The G20 thread: continuity from Johannesburg to New York

South Africa’s 2025 G20 Presidency, and the Women20 (W20) process it hosted, positioned our country as a serious contributor to the global gender equality architecture. The Johannesburg Goals advanced care economy frameworks, raised modern slavery on the W20 agenda for the first time, and championed women’s economic inclusion across the Global South. A dedicated CSW70 side event examined key lessons from South Africa’s G20 Presidency for reaffirming and strengthening multilateral structures as platforms for achieving gender equality.

This continuity matters. The gender equality agenda does not reset every year with a new host country. It accumulates or it erodes. If the Johannesburg commitments are not carried forward into multilateral frameworks like CSW70, they become political theatre rather than policy architecture. Africa’s task now is to ensure that the gains secured under our G20 Presidency survive the turbulent multilateral weather of 2026.

The Ubuntu imperative

There is a philosophical dimension to this that African scholarship must not leave unsaid. Ubuntu – umuntu ngumuntu ngabantu, a person is a person through other persons – is not merely a cultural greeting. It is a relational ontology that insists on the irreducible dignity of every person, and on the community’s obligation to secure the conditions for that dignity to flourish.

Justice, in an ubuntu frame, is not merely procedural. It is restorative, communal, and forward-looking. It asks not only “was the law followed?” but “was dignity restored?” and “can this community thrive together?” This is precisely the reconceptualisation of justice that CSW70 calls for and one that African feminist scholars and advocates have been developing long before New York took notice.

South Africa’s transformative constitutionalism offers a concrete bridge between this philosophy and legal practice. When our Constitutional Court has interpreted socioeconomic rights expansively, centring dignity as the lodestar of equality jurisprudence, it has been doing ubuntu work in legal form. The challenge ahead is to bring that framework into international law in ways that resist both Northern imposition and African conservatism.
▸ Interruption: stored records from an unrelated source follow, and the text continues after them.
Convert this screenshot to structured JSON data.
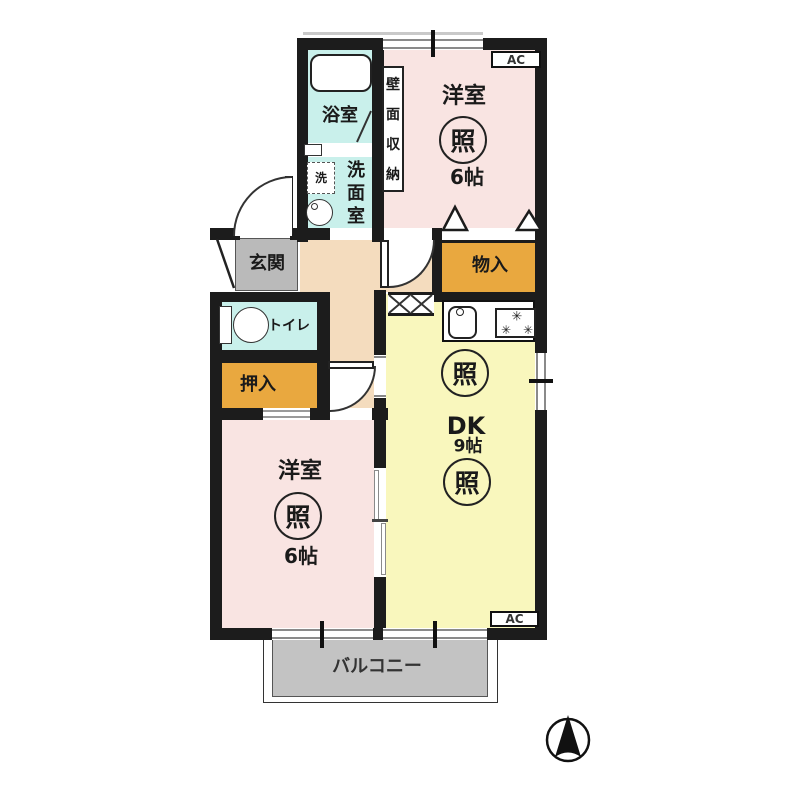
{
  "plan": {
    "rooms": {
      "bath": {
        "label": "浴室"
      },
      "washroom": {
        "chars": [
          "洗",
          "面",
          "室"
        ]
      },
      "wall_storage": {
        "chars": [
          "壁",
          "面",
          "収",
          "納"
        ]
      },
      "laundry": {
        "label": "洗"
      },
      "bedroom_ne": {
        "label": "洋室",
        "size": "6帖"
      },
      "bedroom_sw": {
        "label": "洋室",
        "size": "6帖"
      },
      "dk": {
        "label": "DK",
        "size": "9帖"
      },
      "entrance": {
        "label": "玄関"
      },
      "toilet": {
        "label": "トイレ"
      },
      "closet_south": {
        "label": "押入"
      },
      "closet_north": {
        "label": "物入"
      },
      "balcony": {
        "label": "バルコニー"
      }
    },
    "symbols": {
      "light": "照",
      "ac": "AC",
      "burner": "✳"
    },
    "colors": {
      "wall": "#1c1c1c",
      "room_pink": "#f9e4e2",
      "wet_cyan": "#c9f0eb",
      "dk_yellow": "#f9f7bd",
      "closet_orange": "#e9a83f",
      "hall_beige": "#f4dcbe",
      "entrance_gray": "#bababa",
      "balcony_gray": "#c3c3c3"
    }
  }
}
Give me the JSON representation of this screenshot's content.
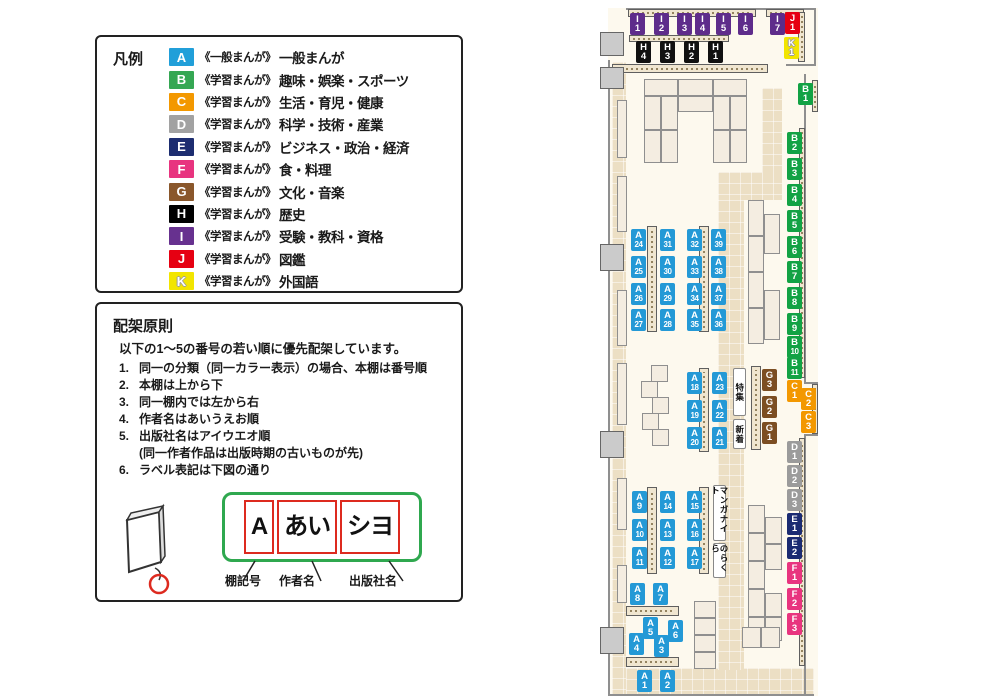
{
  "legend": {
    "title": "凡例",
    "items": [
      {
        "code": "A",
        "color": "#219fd9",
        "series": "《一般まんが》",
        "label": "一般まんが"
      },
      {
        "code": "B",
        "color": "#35a753",
        "series": "《学習まんが》",
        "label": "趣味・娯楽・スポーツ"
      },
      {
        "code": "C",
        "color": "#f39800",
        "series": "《学習まんが》",
        "label": "生活・育児・健康"
      },
      {
        "code": "D",
        "color": "#a2a2a2",
        "series": "《学習まんが》",
        "label": "科学・技術・産業"
      },
      {
        "code": "E",
        "color": "#1d2d70",
        "series": "《学習まんが》",
        "label": "ビジネス・政治・経済"
      },
      {
        "code": "F",
        "color": "#e8347f",
        "series": "《学習まんが》",
        "label": "食・料理"
      },
      {
        "code": "G",
        "color": "#8a572b",
        "series": "《学習まんが》",
        "label": "文化・音楽"
      },
      {
        "code": "H",
        "color": "#000000",
        "series": "《学習まんが》",
        "label": "歴史"
      },
      {
        "code": "I",
        "color": "#67318f",
        "series": "《学習まんが》",
        "label": "受験・教科・資格"
      },
      {
        "code": "J",
        "color": "#e60012",
        "series": "《学習まんが》",
        "label": "図鑑"
      },
      {
        "code": "K",
        "color": "#f2e500",
        "outlined": true,
        "series": "《学習まんが》",
        "label": "外国語"
      }
    ]
  },
  "principles": {
    "title": "配架原則",
    "intro": "以下の1〜5の番号の若い順に優先配架しています。",
    "rules": [
      {
        "num": "1.",
        "text": "同一の分類（同一カラー表示）の場合、本棚は番号順"
      },
      {
        "num": "2.",
        "text": "本棚は上から下"
      },
      {
        "num": "3.",
        "text": "同一棚内では左から右"
      },
      {
        "num": "4.",
        "text": "作者名はあいうえお順"
      },
      {
        "num": "5.",
        "text": "出版社名はアイウエオ順",
        "sub": "(同一作者作品は出版時期の古いものが先)"
      },
      {
        "num": "6.",
        "text": "ラベル表記は下図の通り"
      }
    ],
    "label_example": {
      "boxes": [
        "A",
        "あい",
        "シヨ"
      ],
      "captions": [
        "棚記号",
        "作者名",
        "出版社名"
      ],
      "frame_color": "#2fa84f",
      "box_border_color": "#dd2a1f"
    }
  },
  "map": {
    "colors": {
      "A": "#2499d6",
      "B": "#12a244",
      "C": "#f39800",
      "D": "#9b9b9b",
      "E": "#1b2b72",
      "F": "#e8347f",
      "G": "#7c4e22",
      "H": "#111111",
      "I": "#5e2c8b",
      "J": "#e60012",
      "K": "#f2e500"
    },
    "shelf_labels": [
      {
        "code": "I1",
        "x": 630,
        "y": 13
      },
      {
        "code": "I2",
        "x": 654,
        "y": 13
      },
      {
        "code": "I3",
        "x": 677,
        "y": 13
      },
      {
        "code": "I4",
        "x": 695,
        "y": 13
      },
      {
        "code": "I5",
        "x": 716,
        "y": 13
      },
      {
        "code": "I6",
        "x": 738,
        "y": 13
      },
      {
        "code": "I7",
        "x": 770,
        "y": 13
      },
      {
        "code": "J1",
        "x": 785,
        "y": 12
      },
      {
        "code": "K1",
        "x": 784,
        "y": 37
      },
      {
        "code": "H4",
        "x": 636,
        "y": 41
      },
      {
        "code": "H3",
        "x": 660,
        "y": 41
      },
      {
        "code": "H2",
        "x": 684,
        "y": 41
      },
      {
        "code": "H1",
        "x": 708,
        "y": 41
      },
      {
        "code": "B1",
        "x": 798,
        "y": 83
      },
      {
        "code": "B2",
        "x": 787,
        "y": 132
      },
      {
        "code": "B3",
        "x": 787,
        "y": 158
      },
      {
        "code": "B4",
        "x": 787,
        "y": 184
      },
      {
        "code": "B5",
        "x": 787,
        "y": 210
      },
      {
        "code": "B6",
        "x": 787,
        "y": 236
      },
      {
        "code": "B7",
        "x": 787,
        "y": 261
      },
      {
        "code": "B8",
        "x": 787,
        "y": 287
      },
      {
        "code": "B9",
        "x": 787,
        "y": 313
      },
      {
        "code": "B10",
        "x": 787,
        "y": 336
      },
      {
        "code": "B11",
        "x": 787,
        "y": 357
      },
      {
        "code": "C1",
        "x": 787,
        "y": 380
      },
      {
        "code": "C2",
        "x": 801,
        "y": 388
      },
      {
        "code": "C3",
        "x": 801,
        "y": 411
      },
      {
        "code": "D1",
        "x": 787,
        "y": 441
      },
      {
        "code": "D2",
        "x": 787,
        "y": 465
      },
      {
        "code": "D3",
        "x": 787,
        "y": 489
      },
      {
        "code": "E1",
        "x": 787,
        "y": 513
      },
      {
        "code": "E2",
        "x": 787,
        "y": 537
      },
      {
        "code": "F1",
        "x": 787,
        "y": 562
      },
      {
        "code": "F2",
        "x": 787,
        "y": 588
      },
      {
        "code": "F3",
        "x": 787,
        "y": 613
      },
      {
        "code": "G3",
        "x": 762,
        "y": 369
      },
      {
        "code": "G2",
        "x": 762,
        "y": 396
      },
      {
        "code": "G1",
        "x": 762,
        "y": 422
      },
      {
        "code": "A24",
        "x": 631,
        "y": 229
      },
      {
        "code": "A31",
        "x": 660,
        "y": 229
      },
      {
        "code": "A32",
        "x": 687,
        "y": 229
      },
      {
        "code": "A39",
        "x": 711,
        "y": 229
      },
      {
        "code": "A25",
        "x": 631,
        "y": 256
      },
      {
        "code": "A30",
        "x": 660,
        "y": 256
      },
      {
        "code": "A33",
        "x": 687,
        "y": 256
      },
      {
        "code": "A38",
        "x": 711,
        "y": 256
      },
      {
        "code": "A26",
        "x": 631,
        "y": 283
      },
      {
        "code": "A29",
        "x": 660,
        "y": 283
      },
      {
        "code": "A34",
        "x": 687,
        "y": 283
      },
      {
        "code": "A37",
        "x": 711,
        "y": 283
      },
      {
        "code": "A27",
        "x": 631,
        "y": 309
      },
      {
        "code": "A28",
        "x": 660,
        "y": 309
      },
      {
        "code": "A35",
        "x": 687,
        "y": 309
      },
      {
        "code": "A36",
        "x": 711,
        "y": 309
      },
      {
        "code": "A18",
        "x": 687,
        "y": 372
      },
      {
        "code": "A23",
        "x": 712,
        "y": 372
      },
      {
        "code": "A19",
        "x": 687,
        "y": 400
      },
      {
        "code": "A22",
        "x": 712,
        "y": 400
      },
      {
        "code": "A20",
        "x": 687,
        "y": 427
      },
      {
        "code": "A21",
        "x": 712,
        "y": 427
      },
      {
        "code": "A9",
        "x": 632,
        "y": 491
      },
      {
        "code": "A14",
        "x": 660,
        "y": 491
      },
      {
        "code": "A15",
        "x": 687,
        "y": 491
      },
      {
        "code": "A10",
        "x": 632,
        "y": 519
      },
      {
        "code": "A13",
        "x": 660,
        "y": 519
      },
      {
        "code": "A16",
        "x": 687,
        "y": 519
      },
      {
        "code": "A11",
        "x": 632,
        "y": 547
      },
      {
        "code": "A12",
        "x": 660,
        "y": 547
      },
      {
        "code": "A17",
        "x": 687,
        "y": 547
      },
      {
        "code": "A8",
        "x": 630,
        "y": 583
      },
      {
        "code": "A7",
        "x": 653,
        "y": 583
      },
      {
        "code": "A5",
        "x": 643,
        "y": 617
      },
      {
        "code": "A6",
        "x": 668,
        "y": 620
      },
      {
        "code": "A4",
        "x": 629,
        "y": 633
      },
      {
        "code": "A3",
        "x": 654,
        "y": 635
      },
      {
        "code": "A1",
        "x": 637,
        "y": 670
      },
      {
        "code": "A2",
        "x": 660,
        "y": 670
      }
    ],
    "signs": [
      {
        "text": "特集",
        "x": 733,
        "y": 368,
        "w": 13,
        "h": 48
      },
      {
        "text": "新着",
        "x": 733,
        "y": 419,
        "w": 13,
        "h": 30
      },
      {
        "text": "マンガナイト",
        "x": 713,
        "y": 485,
        "w": 13,
        "h": 56
      },
      {
        "text": "のらくら",
        "x": 713,
        "y": 543,
        "w": 13,
        "h": 35
      }
    ]
  }
}
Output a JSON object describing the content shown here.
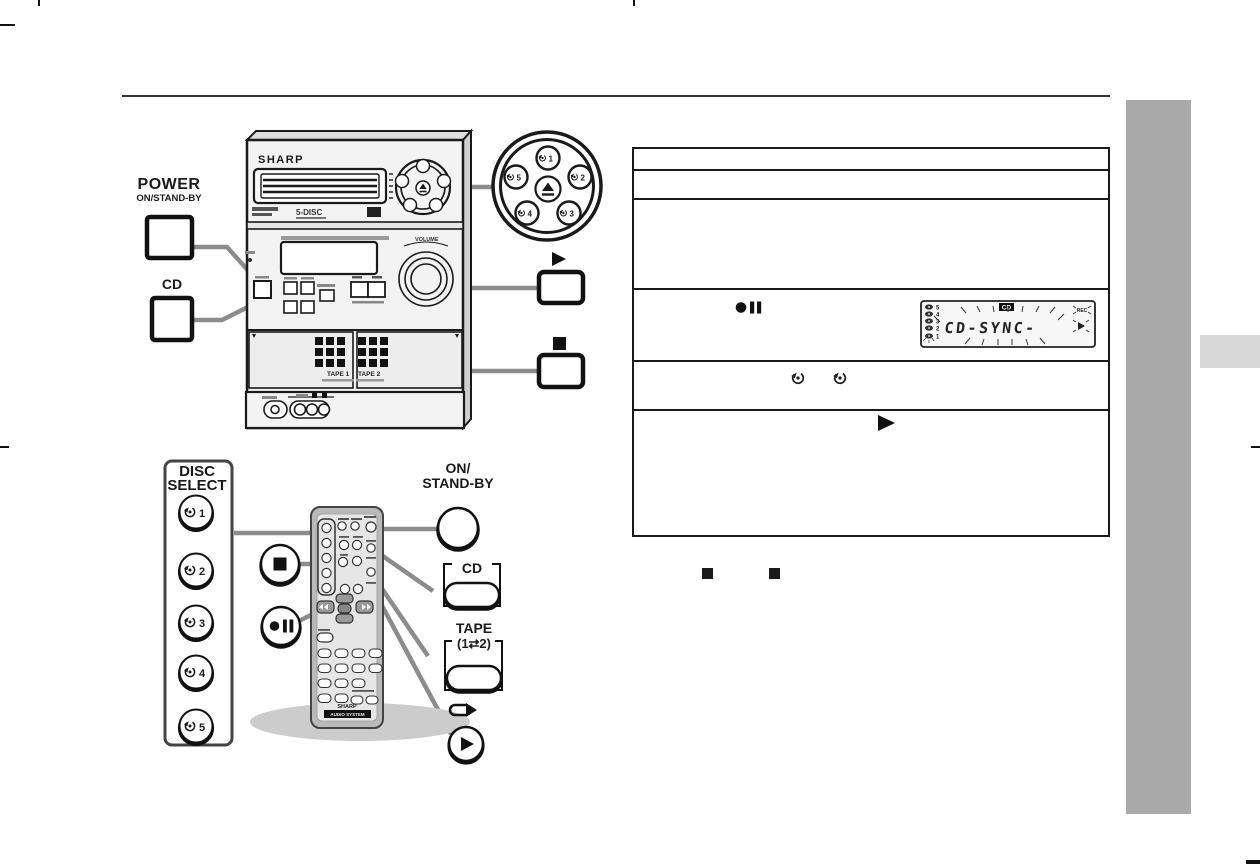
{
  "page": {
    "background": "#ffffff",
    "ink": "#1a1a1a",
    "callout_line_color": "#8c8c8c",
    "sidebar_color": "#a9a9a9",
    "sidebar_tab_color": "#d8d8d8"
  },
  "unit": {
    "brand": "SHARP",
    "disc_badge": "5-DISC",
    "volume_label": "VOLUME",
    "tape1_label": "TAPE 1",
    "tape2_label": "TAPE 2"
  },
  "power_callout": {
    "title": "POWER",
    "subtitle": "ON/STAND-BY"
  },
  "cd_callout": {
    "label": "CD"
  },
  "disc_pad": {
    "numbers": [
      "1",
      "2",
      "3",
      "4",
      "5"
    ]
  },
  "disc_select": {
    "title_line1": "DISC",
    "title_line2": "SELECT",
    "numbers": [
      "1",
      "2",
      "3",
      "4",
      "5"
    ]
  },
  "remote": {
    "brand": "SHARP",
    "system_bar": "AUDIO SYSTEM"
  },
  "remote_callouts": {
    "on_standby_line1": "ON/",
    "on_standby_line2": "STAND-BY",
    "cd": "CD",
    "tape_line1": "TAPE",
    "tape_line2": "(1⇄2)"
  },
  "icons": {
    "play": "play-triangle",
    "stop": "stop-square",
    "record_pause": "record-pause",
    "eject": "eject",
    "disc": "disc-select-arrow",
    "tape_direction": "tape-direction-arrow"
  },
  "lcd": {
    "badge": "CD",
    "display_text": "CD-SYNC-",
    "rec": "REC",
    "disc_numbers": [
      "5",
      "4",
      "3",
      "2",
      "1"
    ]
  },
  "table": {
    "row_count": 6
  }
}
A call for principled positioning

Outright International captured the moment precisely: “While a vote for the first time is a concerning development that deepens the fracture of the multilateral system, it also represents a sign of political will of governments to push against the gender backlash and uphold their commitments to the Beijing Declaration and Platform for Action.”

The Agreed Conclusions adopted at CSW70 affirm that access to justice is a transformative force that advances equality and non-discrimination, protects against violence and abuse, and strengthens trust in institutions. Africa helped negotiate that text. Africa must now help implement it in our courts, our communities, our constitutions, and our continental institutions.

Professor Narnia Bohler-Muller is a Professor and Divisional Executive at the Human Sciences Research Council, an Advocate of the High Court of South Africa, and former Co-Chair of the Women20 (W20) during South Africa’s 2025 G20 Presidency.